'Vampire Energy' Is Sucking the Life Out of Our Planet

‘Vampire Energy’ Is Sucking the Life Out of Our Planet

Priya Vijayakumar, CEO of WattIQ and an expert in unmanaged energy, explains that at the industrial level, 21 percent of all electricity consumed by buildings is wasted. “There’s all this unmanaged electricity. On top of that, there are 40 percent more electrical devices than needed. Just think about all the energy it takes to manufacture and transport these products,” she says.

Today, life sciences companies—on track to surpass $2 trillion in gross value by 2023—are one of the world’s largest consumers and polluters. Unsustainability begins in the drug development stage and continues into the manufacturing process, where laboratories consume 5 to 10 times more energy per square foot than office buildings do.

This is largely due to laboratory refrigerators and freezers, which are massive and draw substantial amounts of vampire energy as they run nonstop to maintain +4℃/39.2℉ for the refrigeration of pharmaceuticals and supplies and ultra-low temps of around -80℃/ -112℉ for long-term storage and stability. Over the course of a day, an average ultra-low temperature freezer typically consumes as much energy as an entire home. The freezers are necessary for research, of course, but Vijayakumar says they are not always properly maintained, causing them to use 30 to 40 percent more energy than they need.

And life sciences is only one of countless industries where vampire energy has spiraled out of control due to overconsumption and mismanagement of kilowatt-hours. So, what can be done?

Many experts agree that regulation is necessary.

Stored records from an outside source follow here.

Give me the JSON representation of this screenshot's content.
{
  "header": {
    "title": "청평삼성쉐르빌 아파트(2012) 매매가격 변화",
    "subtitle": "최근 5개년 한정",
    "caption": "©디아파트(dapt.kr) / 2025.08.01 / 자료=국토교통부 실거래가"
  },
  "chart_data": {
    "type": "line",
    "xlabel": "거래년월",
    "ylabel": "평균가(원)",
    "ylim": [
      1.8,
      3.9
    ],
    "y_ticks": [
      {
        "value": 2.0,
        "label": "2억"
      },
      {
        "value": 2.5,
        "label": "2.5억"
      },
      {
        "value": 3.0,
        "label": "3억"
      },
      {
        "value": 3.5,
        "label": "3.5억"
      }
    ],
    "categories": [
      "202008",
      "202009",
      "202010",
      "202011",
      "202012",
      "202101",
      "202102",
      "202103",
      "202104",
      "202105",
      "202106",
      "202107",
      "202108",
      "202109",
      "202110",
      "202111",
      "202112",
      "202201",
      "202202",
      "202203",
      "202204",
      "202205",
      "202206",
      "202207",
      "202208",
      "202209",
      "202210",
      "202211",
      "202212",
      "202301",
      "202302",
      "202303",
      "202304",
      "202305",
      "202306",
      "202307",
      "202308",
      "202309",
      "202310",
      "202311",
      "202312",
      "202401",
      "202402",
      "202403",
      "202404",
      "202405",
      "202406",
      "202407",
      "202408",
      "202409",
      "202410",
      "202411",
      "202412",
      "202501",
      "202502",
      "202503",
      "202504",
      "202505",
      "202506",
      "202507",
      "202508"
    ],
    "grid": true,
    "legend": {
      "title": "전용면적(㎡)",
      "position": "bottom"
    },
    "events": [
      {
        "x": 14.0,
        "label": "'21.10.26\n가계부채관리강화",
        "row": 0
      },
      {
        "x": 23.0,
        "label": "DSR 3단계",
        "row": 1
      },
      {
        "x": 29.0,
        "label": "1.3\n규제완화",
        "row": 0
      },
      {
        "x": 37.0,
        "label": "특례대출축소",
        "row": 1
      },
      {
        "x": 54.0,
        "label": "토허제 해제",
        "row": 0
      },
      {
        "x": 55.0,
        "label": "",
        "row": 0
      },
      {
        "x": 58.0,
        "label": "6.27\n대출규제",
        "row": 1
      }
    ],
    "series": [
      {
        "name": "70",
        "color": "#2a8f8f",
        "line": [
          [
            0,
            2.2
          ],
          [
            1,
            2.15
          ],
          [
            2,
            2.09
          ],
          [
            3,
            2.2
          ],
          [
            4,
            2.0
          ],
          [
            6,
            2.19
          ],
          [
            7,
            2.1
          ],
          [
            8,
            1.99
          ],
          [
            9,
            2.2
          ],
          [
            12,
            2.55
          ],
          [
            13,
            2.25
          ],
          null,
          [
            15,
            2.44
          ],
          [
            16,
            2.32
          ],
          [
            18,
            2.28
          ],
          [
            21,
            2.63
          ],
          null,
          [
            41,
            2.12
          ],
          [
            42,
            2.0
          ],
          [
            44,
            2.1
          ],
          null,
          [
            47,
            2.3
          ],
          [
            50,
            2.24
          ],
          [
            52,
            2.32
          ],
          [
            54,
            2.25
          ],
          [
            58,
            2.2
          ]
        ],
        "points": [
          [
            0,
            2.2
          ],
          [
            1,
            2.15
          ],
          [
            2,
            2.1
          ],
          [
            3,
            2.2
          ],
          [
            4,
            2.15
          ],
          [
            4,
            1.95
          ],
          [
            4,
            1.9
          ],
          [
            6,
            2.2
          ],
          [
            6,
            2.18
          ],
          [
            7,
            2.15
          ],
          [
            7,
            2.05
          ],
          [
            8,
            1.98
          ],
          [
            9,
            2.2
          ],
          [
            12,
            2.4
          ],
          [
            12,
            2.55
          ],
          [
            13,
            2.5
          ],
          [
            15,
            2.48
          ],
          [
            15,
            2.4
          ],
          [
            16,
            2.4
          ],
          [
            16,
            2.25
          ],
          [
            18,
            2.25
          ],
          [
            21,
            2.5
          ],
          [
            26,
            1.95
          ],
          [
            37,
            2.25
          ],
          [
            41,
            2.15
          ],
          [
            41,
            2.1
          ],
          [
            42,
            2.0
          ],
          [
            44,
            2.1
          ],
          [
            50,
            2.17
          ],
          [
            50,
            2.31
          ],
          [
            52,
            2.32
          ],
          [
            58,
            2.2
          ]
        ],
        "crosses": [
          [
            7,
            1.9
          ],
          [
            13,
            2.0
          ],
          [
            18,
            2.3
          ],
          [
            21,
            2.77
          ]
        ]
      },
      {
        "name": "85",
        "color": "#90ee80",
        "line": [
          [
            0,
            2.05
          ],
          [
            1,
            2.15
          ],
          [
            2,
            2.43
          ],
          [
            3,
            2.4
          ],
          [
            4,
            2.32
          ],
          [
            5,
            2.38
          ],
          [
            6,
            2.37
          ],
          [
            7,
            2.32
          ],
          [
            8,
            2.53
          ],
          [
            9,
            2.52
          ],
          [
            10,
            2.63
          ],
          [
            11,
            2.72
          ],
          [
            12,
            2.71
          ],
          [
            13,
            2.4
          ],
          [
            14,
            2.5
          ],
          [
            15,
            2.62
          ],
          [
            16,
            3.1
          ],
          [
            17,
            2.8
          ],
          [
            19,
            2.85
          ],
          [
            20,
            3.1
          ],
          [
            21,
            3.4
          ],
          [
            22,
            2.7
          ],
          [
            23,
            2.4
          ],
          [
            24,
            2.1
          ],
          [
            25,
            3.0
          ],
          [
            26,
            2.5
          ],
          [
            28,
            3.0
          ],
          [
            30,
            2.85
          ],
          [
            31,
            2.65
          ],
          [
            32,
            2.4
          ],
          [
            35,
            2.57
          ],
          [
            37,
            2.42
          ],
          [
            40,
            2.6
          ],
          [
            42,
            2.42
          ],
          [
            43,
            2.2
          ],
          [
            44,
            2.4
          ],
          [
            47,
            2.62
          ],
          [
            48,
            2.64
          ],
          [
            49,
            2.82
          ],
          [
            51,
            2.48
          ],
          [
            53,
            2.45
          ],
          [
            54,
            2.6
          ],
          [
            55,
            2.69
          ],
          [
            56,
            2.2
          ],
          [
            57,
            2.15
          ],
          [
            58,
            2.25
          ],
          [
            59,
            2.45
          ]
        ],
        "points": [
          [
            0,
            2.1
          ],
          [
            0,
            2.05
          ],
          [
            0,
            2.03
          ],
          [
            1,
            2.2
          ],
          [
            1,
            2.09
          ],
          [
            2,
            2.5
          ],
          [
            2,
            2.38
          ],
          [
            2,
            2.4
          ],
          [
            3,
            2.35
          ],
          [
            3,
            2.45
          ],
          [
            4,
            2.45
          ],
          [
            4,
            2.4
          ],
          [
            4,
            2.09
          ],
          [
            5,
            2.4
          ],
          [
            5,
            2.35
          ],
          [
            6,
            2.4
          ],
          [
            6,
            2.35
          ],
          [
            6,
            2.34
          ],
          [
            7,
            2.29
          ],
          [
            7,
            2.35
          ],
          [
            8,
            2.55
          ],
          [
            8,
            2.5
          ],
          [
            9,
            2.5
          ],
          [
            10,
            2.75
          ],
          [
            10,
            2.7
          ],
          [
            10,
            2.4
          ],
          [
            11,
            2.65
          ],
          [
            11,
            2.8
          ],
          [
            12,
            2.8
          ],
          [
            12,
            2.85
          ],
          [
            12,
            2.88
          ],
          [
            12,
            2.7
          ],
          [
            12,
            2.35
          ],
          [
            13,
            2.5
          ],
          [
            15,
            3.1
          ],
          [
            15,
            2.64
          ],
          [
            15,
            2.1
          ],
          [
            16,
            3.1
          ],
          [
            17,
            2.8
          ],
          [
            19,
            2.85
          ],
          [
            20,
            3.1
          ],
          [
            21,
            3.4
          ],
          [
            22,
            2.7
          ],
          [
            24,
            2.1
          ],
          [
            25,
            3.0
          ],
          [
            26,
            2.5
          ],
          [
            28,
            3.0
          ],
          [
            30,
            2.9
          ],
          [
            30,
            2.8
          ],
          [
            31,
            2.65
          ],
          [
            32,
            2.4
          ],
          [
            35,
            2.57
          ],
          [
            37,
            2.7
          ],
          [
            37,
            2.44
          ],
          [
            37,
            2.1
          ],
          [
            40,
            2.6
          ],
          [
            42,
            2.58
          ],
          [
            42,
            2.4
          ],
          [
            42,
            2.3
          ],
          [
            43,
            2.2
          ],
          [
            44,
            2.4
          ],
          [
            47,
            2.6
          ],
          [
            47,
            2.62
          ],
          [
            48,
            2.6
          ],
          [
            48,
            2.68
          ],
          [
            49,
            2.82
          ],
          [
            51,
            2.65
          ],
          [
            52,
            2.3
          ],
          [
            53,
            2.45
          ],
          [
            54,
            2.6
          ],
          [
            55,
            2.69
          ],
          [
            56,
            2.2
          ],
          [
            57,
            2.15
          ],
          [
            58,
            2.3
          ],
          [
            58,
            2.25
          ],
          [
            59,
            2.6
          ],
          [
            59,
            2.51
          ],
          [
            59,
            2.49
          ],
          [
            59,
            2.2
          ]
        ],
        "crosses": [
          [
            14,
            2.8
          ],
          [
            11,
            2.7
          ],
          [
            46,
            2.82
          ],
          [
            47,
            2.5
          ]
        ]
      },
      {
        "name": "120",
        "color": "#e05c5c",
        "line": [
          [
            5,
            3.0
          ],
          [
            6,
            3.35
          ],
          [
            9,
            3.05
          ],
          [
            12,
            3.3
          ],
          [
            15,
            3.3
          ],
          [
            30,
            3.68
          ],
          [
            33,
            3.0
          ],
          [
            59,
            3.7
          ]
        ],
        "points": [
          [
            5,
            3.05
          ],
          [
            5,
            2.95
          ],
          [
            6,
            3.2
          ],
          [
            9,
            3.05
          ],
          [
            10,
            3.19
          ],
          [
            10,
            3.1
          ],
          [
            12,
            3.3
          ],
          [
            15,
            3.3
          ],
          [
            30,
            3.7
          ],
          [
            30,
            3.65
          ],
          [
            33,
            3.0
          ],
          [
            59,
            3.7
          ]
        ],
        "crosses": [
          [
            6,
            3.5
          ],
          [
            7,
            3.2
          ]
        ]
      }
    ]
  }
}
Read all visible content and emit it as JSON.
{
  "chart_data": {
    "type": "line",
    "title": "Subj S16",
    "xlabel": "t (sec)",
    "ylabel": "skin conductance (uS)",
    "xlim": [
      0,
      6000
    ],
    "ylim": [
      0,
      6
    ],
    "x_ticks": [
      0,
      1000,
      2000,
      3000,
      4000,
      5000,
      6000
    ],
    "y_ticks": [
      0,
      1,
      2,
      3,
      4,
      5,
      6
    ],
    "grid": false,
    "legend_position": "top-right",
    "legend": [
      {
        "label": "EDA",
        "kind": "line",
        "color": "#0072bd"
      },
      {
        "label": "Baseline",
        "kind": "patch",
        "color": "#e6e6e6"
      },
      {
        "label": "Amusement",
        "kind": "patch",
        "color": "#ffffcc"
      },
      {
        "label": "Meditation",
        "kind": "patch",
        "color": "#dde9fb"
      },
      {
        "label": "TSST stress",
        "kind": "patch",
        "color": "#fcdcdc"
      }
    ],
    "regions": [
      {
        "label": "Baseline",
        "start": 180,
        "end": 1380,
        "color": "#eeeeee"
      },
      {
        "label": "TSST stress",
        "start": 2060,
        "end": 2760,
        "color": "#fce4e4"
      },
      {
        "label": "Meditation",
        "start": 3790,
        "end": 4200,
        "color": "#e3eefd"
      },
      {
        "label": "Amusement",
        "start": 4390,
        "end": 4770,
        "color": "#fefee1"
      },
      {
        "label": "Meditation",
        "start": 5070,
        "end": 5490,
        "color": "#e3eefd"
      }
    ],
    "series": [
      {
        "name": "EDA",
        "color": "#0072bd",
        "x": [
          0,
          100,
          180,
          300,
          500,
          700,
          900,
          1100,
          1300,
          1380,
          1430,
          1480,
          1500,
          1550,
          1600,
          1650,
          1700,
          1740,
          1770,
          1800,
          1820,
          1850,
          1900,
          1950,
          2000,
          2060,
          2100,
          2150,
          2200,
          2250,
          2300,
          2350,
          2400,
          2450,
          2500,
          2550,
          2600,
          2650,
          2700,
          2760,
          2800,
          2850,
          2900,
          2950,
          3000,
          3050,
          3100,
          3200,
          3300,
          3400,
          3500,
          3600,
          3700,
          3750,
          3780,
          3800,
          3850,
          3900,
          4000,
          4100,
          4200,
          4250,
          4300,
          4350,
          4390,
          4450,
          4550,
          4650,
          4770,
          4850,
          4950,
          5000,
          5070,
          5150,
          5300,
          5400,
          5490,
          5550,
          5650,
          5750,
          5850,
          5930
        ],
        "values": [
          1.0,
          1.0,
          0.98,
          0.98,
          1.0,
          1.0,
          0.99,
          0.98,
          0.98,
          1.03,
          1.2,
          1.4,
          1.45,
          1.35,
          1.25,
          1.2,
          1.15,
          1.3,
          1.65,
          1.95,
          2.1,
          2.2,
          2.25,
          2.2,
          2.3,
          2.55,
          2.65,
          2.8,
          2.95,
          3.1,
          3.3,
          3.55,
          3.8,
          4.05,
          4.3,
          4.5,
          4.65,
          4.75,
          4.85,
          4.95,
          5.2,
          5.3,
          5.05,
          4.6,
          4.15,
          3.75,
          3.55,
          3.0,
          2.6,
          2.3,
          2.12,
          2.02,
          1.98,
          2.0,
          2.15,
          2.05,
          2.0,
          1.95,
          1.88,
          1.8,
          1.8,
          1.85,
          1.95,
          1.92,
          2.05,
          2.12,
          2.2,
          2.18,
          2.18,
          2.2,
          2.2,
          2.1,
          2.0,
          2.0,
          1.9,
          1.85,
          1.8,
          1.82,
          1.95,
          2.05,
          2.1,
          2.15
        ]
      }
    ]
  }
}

To date, energy-efficiency laws passed by Congress focus largely on residential energy use. Under these laws, the Department of Energy (DOE) is authorized to establish standards for 19 consumer products but only 11 types of industrial equipment. There are many pieces of industrial equipment and devices missing from the list. “In part because of this fact, it may not always be easy to identify products with low standby energy consumption [on the industrial level],” says Joe Vukovich, an energy efficiency advocate at the NRDC. “If standby energy isn’t captured by DOE standards, there simply may not be any information available for purchasers to base a decision on. Congress could strengthen the ability of the DOE to tackle this when it comes to commercial or industrial products.”

Vijayakumar agrees that regulation is needed but further emphasizes the role of manufacturers, using infusion pumps as an example. Hospitals frequently replace these pumps—used to deliver fluids to a patient’s body in controlled amounts—because their software becomes obsolete. Vijayakumar would like to see a “product-as-a-service” model in which the manufacturer is responsible for the life cycle of a product, and the end user essentially buys the service of that product—similar to a traditional leasing model for baseline use. With infusion pumps, software updates would be provided, extending the life of the equipment and ensuring it runs optimally (under service contracts) to reduce energy consumption. Under this model, manufacturers might adopt a different mentality when designing products—focusing on delivering value, including energy efficiency, rather than on the number of units sold—and products wouldn’t become obsolete as quickly.

Though it would be ideal for DOE standards to reign in vampire energy, we now have the technology to collect data on how much energy we are wasting. Historically, this data hasn’t been readily available because of the many makes and models of devices and appliances. But new tech, like smart plugs, wireless energy monitors and sensors, and smart meters, can make sense of all these various devices—and the bigger picture.